Мэри заставила себя заговорить:
– Филипп, можно мне с вами?
Он удивленно поднял брови:
– Это ведь несколько миль.
– Очень хорошо. Я люблю долгие прогулки, – солгала Мэри. Сама мысль о том, чтобы сопровождать Жанну в поисках Вальмона Сен-Бревэна, была для нее непереносима. Допустим, он окажется на валу. Тогда ей придется лицезреть их вместе, а это было свыше ее сил.
– Тогда поехали, – сказал Филипп. – Жанна, особенно не гони. – Он махнул рукой груму, который всегда сопровождал девушек, держась несколько позади. – Мальчик, держись поближе к мадемуазель.
Он пришпорил лошадь и понесся галопом.
Мэри стукнула свою лошадь пятками, молясь удержаться в седле. Лошадь помчалась вдогонку за Филиппом, словно на скачках.
– Боже мой, барышня, вы же могли разбиться насмерть! Представляете, что бы тогда со мной сделал Grandpère?
Мэри удавалось не отставать от Филиппа на протяжении более десяти совершенно кошмарных минут. Потом она потеряла поводья. И равновесие. Вывалившись из седла на обочину дороги, она кубарем покатилась вниз по крутому, поросшему травой склону, пока ее не остановил олеандровый куст с ядовито-розовыми цветами.
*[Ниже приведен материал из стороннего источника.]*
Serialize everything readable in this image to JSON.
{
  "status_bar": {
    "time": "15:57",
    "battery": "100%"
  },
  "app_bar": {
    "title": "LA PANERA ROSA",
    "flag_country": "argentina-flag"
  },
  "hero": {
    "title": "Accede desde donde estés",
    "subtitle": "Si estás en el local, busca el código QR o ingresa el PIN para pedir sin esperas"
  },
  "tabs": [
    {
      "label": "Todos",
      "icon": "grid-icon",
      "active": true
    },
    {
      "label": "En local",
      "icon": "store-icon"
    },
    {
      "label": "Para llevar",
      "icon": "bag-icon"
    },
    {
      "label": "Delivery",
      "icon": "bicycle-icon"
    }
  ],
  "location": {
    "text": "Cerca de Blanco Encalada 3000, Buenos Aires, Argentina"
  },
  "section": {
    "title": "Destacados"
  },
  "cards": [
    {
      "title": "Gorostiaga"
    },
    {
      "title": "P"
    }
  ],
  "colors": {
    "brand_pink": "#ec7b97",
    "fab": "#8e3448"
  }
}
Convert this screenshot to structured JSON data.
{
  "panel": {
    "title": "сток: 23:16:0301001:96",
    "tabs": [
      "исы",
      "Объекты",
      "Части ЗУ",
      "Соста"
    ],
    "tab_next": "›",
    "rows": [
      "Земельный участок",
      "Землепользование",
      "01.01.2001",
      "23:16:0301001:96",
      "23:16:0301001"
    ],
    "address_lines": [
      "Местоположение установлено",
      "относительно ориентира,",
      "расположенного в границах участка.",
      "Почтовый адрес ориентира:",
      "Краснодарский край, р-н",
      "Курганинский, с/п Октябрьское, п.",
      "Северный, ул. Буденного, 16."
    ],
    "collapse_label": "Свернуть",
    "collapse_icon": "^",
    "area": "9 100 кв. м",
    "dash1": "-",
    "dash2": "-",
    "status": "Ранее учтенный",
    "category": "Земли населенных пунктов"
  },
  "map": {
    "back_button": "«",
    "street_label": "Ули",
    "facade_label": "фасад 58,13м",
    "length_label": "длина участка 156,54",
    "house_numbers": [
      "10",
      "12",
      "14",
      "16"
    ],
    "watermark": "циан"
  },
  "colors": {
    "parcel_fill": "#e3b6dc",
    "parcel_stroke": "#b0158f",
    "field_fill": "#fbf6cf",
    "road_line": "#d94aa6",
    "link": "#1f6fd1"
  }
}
Она едва успела одернуть порванную юбку, как Филипп уже оказался рядом. Он был сердит, но его гнев лишь подстегнул ее собственный.
– Могли бы сначала спросить, не ушиблась ли я, а потом уже кричать на меня! – заорала Мэри.
Он немедленно принялся извиняться:
– Виноват, простите меня, пожалуйста. Я вел себя как изверг. Как вы? Ничего не повредили?
Мэри почувствовала себя виноватой, отчего еще больше разозлилась:
– Конечно, повредила! Попробовали бы сами свалиться с этого холма, а я бы посмотрела, как бы вы себя чувствовали.
Филипп принялся снимать сюртук.
– Давайте подложим его вам под голову. Я съезжу за повозкой и отвезу вас домой. Врач тут неподалеку.
Пришел черед извиняться Мэри.
– Простите меня, Филипп. Кажется, я не так сильно расшиблась. Просто испугалась. И еще мне стыдно.
Она вытянула одну ногу, затем другую, повращала ступнями, посгибала ноги в коленях, проверяя, не сломала ли, не растянула ли чего-нибудь. Сосредоточив все внимание на ногах, она не заметила нахмуренного, подозрительного взгляда Филиппа.
Постепенно, пока он наблюдал, как деловито она проверяет возможные травмы, его лицо смягчилось. Он решил, что она его не разыгрывает.
Вчера за ужином Филипп нашел Мэри достаточно симпатичной. Она ему даже понравилась. В отличие от большинства молодых женщин она не заигрывала с ним, не смеялась чрезмерно его шуткам и вообще не старалась каким-либо образом привлечь его внимание. Он привык к таким штучкам и был осмотрителен, как и подобает холостяку, если всем известно, что со временем ему достанется богатое наследство.
Но когда она напросилась с ним в поездку вниз по реке, его симпатии поубавилось. «Она ничем не отличается от любой другой девушки, ищущей мужа, разве что большим нахальством», – решил он.
Благовоспитанная незамужняя женщина никогда никуда не ездит наедине с мужчиной.
Когда Мэри упала, он не сомневался, что она старается заманить его в ловушку, ожидая проявления сочувствия и галантности. Следующим шагом, вероятно, предполагалось бессильное падение ему в объятия, возможно даже обморок.
Но он никак не ожидал, что она станет кричать на него, тем более совершит такой рискованный полет с лошади, при котором вполне можно было сломать шею. Филипп посмотрел на перепачканное и исцарапанное лицо Мэри, на ее совершенно растрепанные волосы. Ни одна женщина, которая ставит целью завлечь кавалера, не позволила бы себе выглядеть столь непривлекательно.